02. S&P Global Inc. (NYSE:SPGI)

Number of Hedge Fund Holders: 97

S&P Global Inc. (NYSE:SPGI) ranks second on our list of 10 Best Financial Stocks To Buy According to Hedge Funds. During Q1, 2024 the count of hedge funds holding positions in S&P Global Inc. (NYSE:SPGI) rose to 97 from 82 in the prior quarter, as reported by Insider Monkey’s database encompassing 920 hedge funds. These holdings collectively amount to around $9.57 billion. Chris Hohn’s TCI Fund Management emerged as the leading shareholder among these hedge funds during this timeframe. On April 18, Stifel analyst Shlomo Rosenbaum reiterated a “Buy” rating for S&P Global Inc. (NYSE:SPGI) but lowered the price target from $460 to $442.

The London Stock Exchange Group and S&P Global Inc. (NYSE:SPGI) are reportedly among the contenders interested in acquiring data provider Preqin, reported Reuters. The owners of Preqin, which specializes in private equity industry data, are exploring options that include a potential full sale of the business. Goldman Sachs is advising on the sale process, which is currently in its second round. Analysts involved estimate that the sale could fetch over $2 billion, although specifics remain confidential.

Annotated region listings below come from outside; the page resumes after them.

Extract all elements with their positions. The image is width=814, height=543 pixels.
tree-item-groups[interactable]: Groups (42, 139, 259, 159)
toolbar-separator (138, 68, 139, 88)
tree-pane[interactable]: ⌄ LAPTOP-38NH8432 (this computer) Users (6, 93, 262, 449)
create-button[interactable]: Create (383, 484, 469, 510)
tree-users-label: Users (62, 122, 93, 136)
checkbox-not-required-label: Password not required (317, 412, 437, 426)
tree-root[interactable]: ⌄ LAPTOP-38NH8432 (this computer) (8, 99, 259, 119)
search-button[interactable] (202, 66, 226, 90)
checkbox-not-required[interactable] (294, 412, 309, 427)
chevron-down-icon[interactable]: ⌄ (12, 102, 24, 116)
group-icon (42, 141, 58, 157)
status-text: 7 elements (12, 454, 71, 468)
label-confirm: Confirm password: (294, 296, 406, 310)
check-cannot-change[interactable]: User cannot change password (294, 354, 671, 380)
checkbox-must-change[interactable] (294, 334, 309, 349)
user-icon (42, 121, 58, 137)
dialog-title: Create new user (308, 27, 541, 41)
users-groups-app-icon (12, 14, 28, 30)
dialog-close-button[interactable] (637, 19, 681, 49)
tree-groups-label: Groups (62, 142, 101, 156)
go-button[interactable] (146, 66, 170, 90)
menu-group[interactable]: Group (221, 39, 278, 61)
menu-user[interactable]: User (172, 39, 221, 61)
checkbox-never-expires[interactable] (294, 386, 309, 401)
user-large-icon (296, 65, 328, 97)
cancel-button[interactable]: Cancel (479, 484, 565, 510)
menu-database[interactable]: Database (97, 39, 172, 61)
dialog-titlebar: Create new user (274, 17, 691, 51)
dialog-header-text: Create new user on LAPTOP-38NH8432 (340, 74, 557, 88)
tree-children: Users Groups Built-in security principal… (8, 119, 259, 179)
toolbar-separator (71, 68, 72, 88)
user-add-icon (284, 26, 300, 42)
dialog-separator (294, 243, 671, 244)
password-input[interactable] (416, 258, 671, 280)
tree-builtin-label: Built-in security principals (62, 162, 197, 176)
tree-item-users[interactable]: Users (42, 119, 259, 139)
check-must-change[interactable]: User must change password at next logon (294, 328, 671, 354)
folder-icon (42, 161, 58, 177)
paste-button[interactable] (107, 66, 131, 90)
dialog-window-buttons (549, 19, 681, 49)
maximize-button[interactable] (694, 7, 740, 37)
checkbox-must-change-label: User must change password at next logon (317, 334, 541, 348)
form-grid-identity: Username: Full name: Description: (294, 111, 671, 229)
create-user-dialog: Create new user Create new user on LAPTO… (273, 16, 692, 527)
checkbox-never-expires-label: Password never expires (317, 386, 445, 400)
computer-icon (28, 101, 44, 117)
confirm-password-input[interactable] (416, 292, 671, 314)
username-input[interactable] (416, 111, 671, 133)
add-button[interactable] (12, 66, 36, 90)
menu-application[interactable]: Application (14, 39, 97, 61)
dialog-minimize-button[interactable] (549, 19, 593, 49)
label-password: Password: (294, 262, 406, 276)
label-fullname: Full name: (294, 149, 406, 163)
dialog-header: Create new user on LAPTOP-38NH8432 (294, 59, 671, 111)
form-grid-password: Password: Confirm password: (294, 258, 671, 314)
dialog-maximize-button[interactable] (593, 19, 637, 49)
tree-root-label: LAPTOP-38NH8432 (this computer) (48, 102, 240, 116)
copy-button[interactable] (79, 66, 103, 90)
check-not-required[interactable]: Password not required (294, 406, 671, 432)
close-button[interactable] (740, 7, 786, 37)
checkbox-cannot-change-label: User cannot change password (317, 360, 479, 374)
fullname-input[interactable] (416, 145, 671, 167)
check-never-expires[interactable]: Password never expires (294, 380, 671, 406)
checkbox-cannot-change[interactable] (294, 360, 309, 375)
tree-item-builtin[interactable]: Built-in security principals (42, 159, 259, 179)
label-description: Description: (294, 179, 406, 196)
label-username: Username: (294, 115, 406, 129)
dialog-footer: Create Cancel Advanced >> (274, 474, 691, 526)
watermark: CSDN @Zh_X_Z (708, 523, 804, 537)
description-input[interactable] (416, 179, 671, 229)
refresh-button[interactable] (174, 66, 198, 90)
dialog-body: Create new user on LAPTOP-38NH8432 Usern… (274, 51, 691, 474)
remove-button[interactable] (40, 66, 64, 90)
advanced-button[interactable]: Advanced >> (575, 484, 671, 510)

Baron Durable Advantage Fund stated the following regarding S&P Global Inc. (NYSE:SPGI) in its first quarter 2024 investor letter:

“Shares of rating agency and data provider S&P Global Inc. (NYSE:SPGI) declined 3.1% during the quarter after the company provided financial guidance that missed Street expectations. While S&P guided to solid organic revenue growth of 7% to 9% and EPS growth of 9% to 11%, projected margin expansion fell short of investor estimates, which underestimated the correlation between improving top-line trends and variable employee comp (which is rising as a result). We are not concerned with this short-term dynamic that is the outcome of improving business fundamentals. S&P reported solid results for the most recent quarter, with 11% organic revenue growth, 23% EPS growth, and broad-based strength across the company’s business segments. Ratings growth was especially robust as debt issuance rebounded amid improving market conditions. Positive momentum has continued into 2024, with 66% issuance growth in January and February. We continue to own the stock due to the company’s durable growth characteristics and significant competitive advantages.”